Mark Cavendish makes it 31 in Fougères
Mark Cavendish’s return to the Tour de France was the feel-good story of the summer. However, few would have believed that the Manxman was only just starting what would become a historical ride through France when he pedaled out of Brittany for stage 1.
Cavendish rocketed to victory in the first true bunch sprint of the race on the fourth stage into Fougères, showing all the poise and power that made him so prolific through his early career.
Cav was back – and the Eddy Merckx stage win record was in sight.
🦅 An aerial view of @MarkCavendish's winning sprint!
— Tour de France™ (@LeTour) June 29, 2021
Cavendish’s win in Fougères was just the first of four incredible comeback victories that saw him level Merckx’s long-standing record of 34 Tour stage wins.
“I don’t know what to say,” Cavendish after winning stage 4. “Just being here is special enough. I didn’t know I would get to come back to this race. I thought I was never coming back (on the Tour) honestly but the stars have aligned somehow.”
The stars lined up perfectly for Cavendish in Fougères. Will they remain in place for Cavendish to score a 35th Tour stage win in Paris on Sunday? It would be hard to bet against it.
Tadej Pogačar assaults the Alps
Tadej Pogačar’s yellow jersey was crafted in the Alps and zipped to the top in the Pyrénées.
The defending champ’s huge 30km move on stage 8 was a brutal assertion of strength. Pogačar was the pre-race favorite and the world knew he was a near-untouchable talent. His blistering time trial through the first mountain stage of the Tour surpassed all expectations.
Pogačar piled a full 3:20 of an advantage into all his closest rivals with his long escape, finishing fourth on the stage and seizing control of the yellow jersey.
Pogačar has enjoyed a lot of standout moments in the Tour de France so far, but his Alpine assault was the one that has defined the race. It established his position as by far the strongest in the bunch and left him only the task of brushing off his rivals’ attempted defiance in a spectacular sweep through the Pyrénées.

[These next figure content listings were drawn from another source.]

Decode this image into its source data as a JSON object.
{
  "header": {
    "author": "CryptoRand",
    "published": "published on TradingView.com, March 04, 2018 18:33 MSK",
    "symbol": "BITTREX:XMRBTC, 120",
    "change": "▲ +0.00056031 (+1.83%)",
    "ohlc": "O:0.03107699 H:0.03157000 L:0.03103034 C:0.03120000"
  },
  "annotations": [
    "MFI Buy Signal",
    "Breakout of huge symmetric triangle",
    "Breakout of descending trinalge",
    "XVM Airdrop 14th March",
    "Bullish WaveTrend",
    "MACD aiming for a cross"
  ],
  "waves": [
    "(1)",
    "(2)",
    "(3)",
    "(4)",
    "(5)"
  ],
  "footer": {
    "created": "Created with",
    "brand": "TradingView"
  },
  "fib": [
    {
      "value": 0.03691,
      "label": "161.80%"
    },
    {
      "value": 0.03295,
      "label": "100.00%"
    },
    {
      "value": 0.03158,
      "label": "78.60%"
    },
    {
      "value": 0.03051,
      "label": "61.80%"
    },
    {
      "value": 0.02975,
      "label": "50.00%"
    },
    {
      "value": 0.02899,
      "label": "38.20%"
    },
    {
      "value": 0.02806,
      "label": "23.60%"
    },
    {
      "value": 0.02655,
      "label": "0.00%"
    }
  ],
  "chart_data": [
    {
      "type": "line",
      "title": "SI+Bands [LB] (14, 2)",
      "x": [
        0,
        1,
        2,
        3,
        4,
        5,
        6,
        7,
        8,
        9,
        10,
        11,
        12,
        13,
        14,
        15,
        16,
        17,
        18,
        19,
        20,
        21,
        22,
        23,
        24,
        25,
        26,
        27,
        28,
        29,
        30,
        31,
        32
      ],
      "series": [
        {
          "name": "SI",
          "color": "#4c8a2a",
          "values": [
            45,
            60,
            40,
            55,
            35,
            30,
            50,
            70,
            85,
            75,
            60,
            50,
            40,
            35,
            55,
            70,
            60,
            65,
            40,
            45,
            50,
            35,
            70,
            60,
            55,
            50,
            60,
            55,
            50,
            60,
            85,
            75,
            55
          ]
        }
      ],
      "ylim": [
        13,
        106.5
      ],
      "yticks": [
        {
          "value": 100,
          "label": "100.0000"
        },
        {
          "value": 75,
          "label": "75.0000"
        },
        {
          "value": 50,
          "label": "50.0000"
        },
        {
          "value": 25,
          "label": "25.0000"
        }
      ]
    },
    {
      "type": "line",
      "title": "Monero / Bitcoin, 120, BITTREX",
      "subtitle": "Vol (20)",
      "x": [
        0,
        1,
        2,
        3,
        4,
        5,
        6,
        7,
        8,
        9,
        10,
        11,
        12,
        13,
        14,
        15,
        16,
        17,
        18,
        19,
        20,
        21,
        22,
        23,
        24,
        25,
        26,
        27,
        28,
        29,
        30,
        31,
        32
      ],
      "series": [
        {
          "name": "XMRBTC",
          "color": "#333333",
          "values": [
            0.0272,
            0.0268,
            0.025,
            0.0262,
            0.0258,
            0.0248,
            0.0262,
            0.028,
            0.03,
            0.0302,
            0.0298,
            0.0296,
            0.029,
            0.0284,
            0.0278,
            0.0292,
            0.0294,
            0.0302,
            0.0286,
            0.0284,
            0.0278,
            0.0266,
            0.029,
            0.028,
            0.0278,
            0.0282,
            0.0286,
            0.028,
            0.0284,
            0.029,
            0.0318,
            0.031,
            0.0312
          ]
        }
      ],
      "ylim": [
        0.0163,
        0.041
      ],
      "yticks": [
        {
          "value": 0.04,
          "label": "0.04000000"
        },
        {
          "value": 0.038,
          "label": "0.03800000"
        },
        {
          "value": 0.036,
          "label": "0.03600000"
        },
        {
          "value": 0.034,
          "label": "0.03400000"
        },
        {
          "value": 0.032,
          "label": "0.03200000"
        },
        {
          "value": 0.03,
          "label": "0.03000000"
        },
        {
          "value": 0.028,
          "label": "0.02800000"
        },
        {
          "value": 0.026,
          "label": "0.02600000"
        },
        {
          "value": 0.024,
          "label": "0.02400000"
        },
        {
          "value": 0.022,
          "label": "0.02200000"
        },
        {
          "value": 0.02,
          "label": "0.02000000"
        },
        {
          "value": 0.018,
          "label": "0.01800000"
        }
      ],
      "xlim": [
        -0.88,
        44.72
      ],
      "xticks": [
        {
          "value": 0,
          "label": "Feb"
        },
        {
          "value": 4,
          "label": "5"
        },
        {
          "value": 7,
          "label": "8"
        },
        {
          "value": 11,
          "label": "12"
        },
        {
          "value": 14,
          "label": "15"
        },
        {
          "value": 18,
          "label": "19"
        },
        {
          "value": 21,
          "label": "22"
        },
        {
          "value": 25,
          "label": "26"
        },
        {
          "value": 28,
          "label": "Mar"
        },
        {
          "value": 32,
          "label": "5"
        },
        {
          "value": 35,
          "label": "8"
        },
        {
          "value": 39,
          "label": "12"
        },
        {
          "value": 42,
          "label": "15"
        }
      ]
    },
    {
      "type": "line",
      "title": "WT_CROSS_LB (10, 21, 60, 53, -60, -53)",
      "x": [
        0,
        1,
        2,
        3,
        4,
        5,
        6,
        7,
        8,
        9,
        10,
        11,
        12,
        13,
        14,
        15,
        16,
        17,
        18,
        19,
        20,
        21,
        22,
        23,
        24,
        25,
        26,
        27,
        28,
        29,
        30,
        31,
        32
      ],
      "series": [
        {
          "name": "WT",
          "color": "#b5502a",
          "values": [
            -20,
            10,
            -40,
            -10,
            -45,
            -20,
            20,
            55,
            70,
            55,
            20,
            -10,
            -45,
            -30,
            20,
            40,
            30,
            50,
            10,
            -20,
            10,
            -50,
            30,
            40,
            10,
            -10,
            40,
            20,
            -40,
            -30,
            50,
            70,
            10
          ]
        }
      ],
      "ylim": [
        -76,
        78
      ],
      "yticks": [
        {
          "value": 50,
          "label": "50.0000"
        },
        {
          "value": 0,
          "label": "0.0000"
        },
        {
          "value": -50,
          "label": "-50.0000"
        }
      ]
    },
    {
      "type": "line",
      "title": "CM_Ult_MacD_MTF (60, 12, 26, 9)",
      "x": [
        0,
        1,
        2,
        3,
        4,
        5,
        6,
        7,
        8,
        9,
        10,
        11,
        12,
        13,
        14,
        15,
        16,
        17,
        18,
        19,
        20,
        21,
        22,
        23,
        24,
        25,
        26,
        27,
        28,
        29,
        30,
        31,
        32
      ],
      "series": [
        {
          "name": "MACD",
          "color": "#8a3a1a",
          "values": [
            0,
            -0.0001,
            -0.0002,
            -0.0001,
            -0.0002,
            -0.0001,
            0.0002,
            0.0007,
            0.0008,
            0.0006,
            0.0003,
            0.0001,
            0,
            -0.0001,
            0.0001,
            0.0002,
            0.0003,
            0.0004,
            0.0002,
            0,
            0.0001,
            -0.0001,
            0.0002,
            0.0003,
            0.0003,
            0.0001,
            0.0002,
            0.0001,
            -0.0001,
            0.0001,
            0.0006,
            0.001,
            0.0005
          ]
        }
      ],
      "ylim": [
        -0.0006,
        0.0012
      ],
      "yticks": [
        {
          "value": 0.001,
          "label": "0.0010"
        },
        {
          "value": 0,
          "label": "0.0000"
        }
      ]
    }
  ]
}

Also read: Will Pogačar smother the Tour de France?
“I haven’t killed the Tour, there’s still a long way to go,” Pogačar said after his crushing ride in the Alps. “Anything can happen. Today I got a gap, maybe tomorrow someone else will. It’s never finished.”

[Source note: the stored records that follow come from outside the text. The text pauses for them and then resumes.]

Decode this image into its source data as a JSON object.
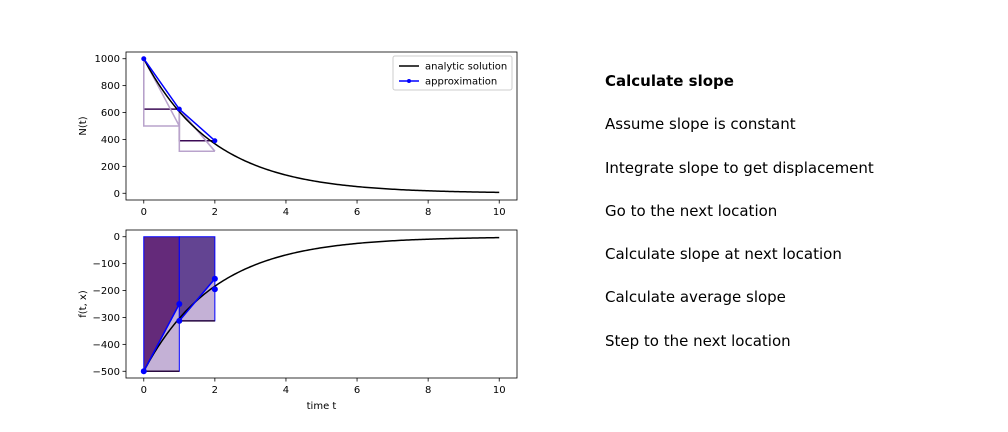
{
  "steps": [
    {
      "label": "Calculate slope",
      "active": true
    },
    {
      "label": "Assume slope is constant",
      "active": false
    },
    {
      "label": "Integrate slope to get displacement",
      "active": false
    },
    {
      "label": "Go to the next location",
      "active": false
    },
    {
      "label": "Calculate slope at next location",
      "active": false
    },
    {
      "label": "Calculate average slope",
      "active": false
    },
    {
      "label": "Step to the next location",
      "active": false
    }
  ],
  "chart_data": [
    {
      "type": "line",
      "xlabel": "",
      "ylabel": "N(t)",
      "xlim": [
        -0.5,
        10.5
      ],
      "ylim": [
        -50,
        1050
      ],
      "xticks": [
        0,
        2,
        4,
        6,
        8,
        10
      ],
      "yticks": [
        0,
        200,
        400,
        600,
        800,
        1000
      ],
      "legend": {
        "placement": "top-right",
        "entries": [
          "analytic solution",
          "approximation"
        ]
      },
      "series": [
        {
          "name": "analytic solution",
          "color": "#000000",
          "function": "1000*exp(-0.5*t)",
          "x_range": [
            0,
            10
          ]
        },
        {
          "name": "approximation",
          "color": "#0000ff",
          "x": [
            0,
            1,
            2
          ],
          "y": [
            1000,
            625,
            390.6
          ]
        }
      ],
      "step_guides": [
        {
          "color": "#3b0a55",
          "points": [
            [
              0,
              1000
            ],
            [
              0,
              625
            ],
            [
              1,
              625
            ],
            [
              1,
              390.6
            ],
            [
              2,
              390.6
            ]
          ]
        },
        {
          "color": "#b9a3cc",
          "points": [
            [
              0,
              1000
            ],
            [
              0,
              500
            ],
            [
              1,
              500
            ],
            [
              1,
              312.5
            ],
            [
              2,
              312.5
            ]
          ]
        },
        {
          "color": "#b9a3cc",
          "points": [
            [
              0,
              1000
            ],
            [
              1,
              500
            ],
            [
              1,
              625
            ],
            [
              2,
              312.5
            ]
          ]
        },
        {
          "color": "#b9a3cc",
          "points": [
            [
              1,
              625
            ],
            [
              2,
              312.5
            ]
          ]
        }
      ]
    },
    {
      "type": "area",
      "xlabel": "time t",
      "ylabel": "f(t, x)",
      "xlim": [
        -0.5,
        10.5
      ],
      "ylim": [
        -525,
        25
      ],
      "xticks": [
        0,
        2,
        4,
        6,
        8,
        10
      ],
      "yticks": [
        0,
        -100,
        -200,
        -300,
        -400,
        -500
      ],
      "series": [
        {
          "name": "analytic solution",
          "color": "#000000",
          "function": "-500*exp(-0.5*t)",
          "x_range": [
            0,
            10
          ]
        },
        {
          "name": "approximation",
          "color": "#0000ff",
          "x": [
            0,
            1,
            1,
            2,
            2
          ],
          "y": [
            -500,
            -250,
            -312.5,
            -156.25,
            -195.3
          ]
        }
      ],
      "filled_regions": [
        {
          "color": "#5c1f73",
          "opacity": 0.95,
          "points": [
            [
              0,
              0
            ],
            [
              1,
              0
            ],
            [
              1,
              -250
            ],
            [
              0,
              -500
            ]
          ]
        },
        {
          "color": "#c4b1d6",
          "opacity": 1.0,
          "points": [
            [
              0,
              -500
            ],
            [
              1,
              -250
            ],
            [
              1,
              -500
            ]
          ]
        },
        {
          "color": "#5b3a8c",
          "opacity": 0.95,
          "points": [
            [
              1,
              0
            ],
            [
              2,
              0
            ],
            [
              2,
              -156.25
            ],
            [
              1,
              -312.5
            ]
          ]
        },
        {
          "color": "#c4b1d6",
          "opacity": 1.0,
          "points": [
            [
              1,
              -312.5
            ],
            [
              2,
              -156.25
            ],
            [
              2,
              -312.5
            ]
          ]
        }
      ],
      "step_lines": [
        {
          "color": "#2a0a40",
          "points": [
            [
              0,
              -500
            ],
            [
              1,
              -500
            ]
          ]
        },
        {
          "color": "#2a0a40",
          "points": [
            [
              1,
              -312.5
            ],
            [
              2,
              -312.5
            ]
          ]
        }
      ]
    }
  ]
}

Looking back two weeks later, maybe he did kill the race that day after all.
Jonas Vingegaard throws down on Mont Ventoux
Jonas Vingegaard started his debut Tour de France looking to learn from Primož Roglič as he shepherded his leader through the mountains. 19 stages later, the young Dane is a shoo-in for the final podium and has proven himself the one rider able to match Tadej Pogačar when the road points uphill.

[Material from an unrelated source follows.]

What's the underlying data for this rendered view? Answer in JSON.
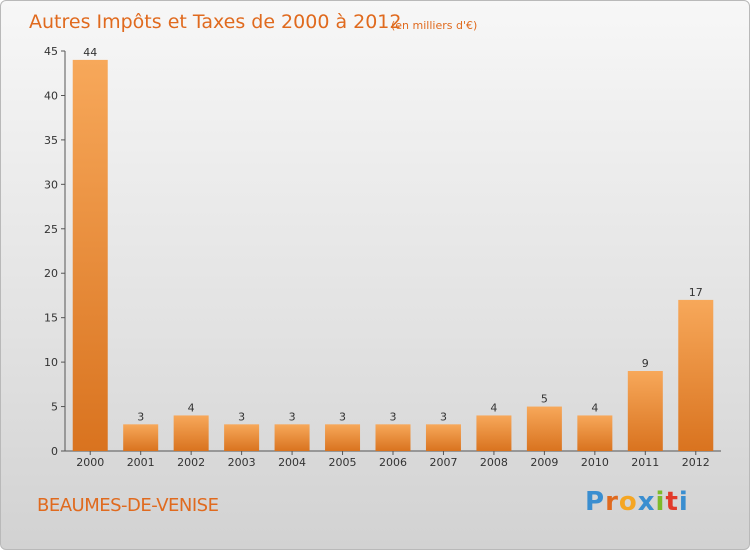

Vingegaard pushed Pogačar to the brink with his blistering attack on the second ascent of Mont Ventoux last week.
— Tour de France™ (@LeTour) July 7, 2021
The move came to naught, but it pushed the Jumbo-Visma upstart into the top-three and pinned him down as a legitimate podium contender. Vingegaard’s aggression set the tone for the remainder of his first-ever Tour, and the 24-year-old went on to be one of few riders willing to try to test a seemingly invincible Pogačar through the third week.
Vingegaard’s attack served to set him up as another Gen-Z star in the increasingly youthful pro peloton. That his move wasn’t sufficient to crack Pogačar also reconfirmed that the Tour’s defending champion wasn’t going to be giving up his yellow jersey without a very fierce fight.
Pogačar and Vingegaard went on to throw haymakers at each other through the Pyrénées. It could be a battle that lasts another 10 years yet.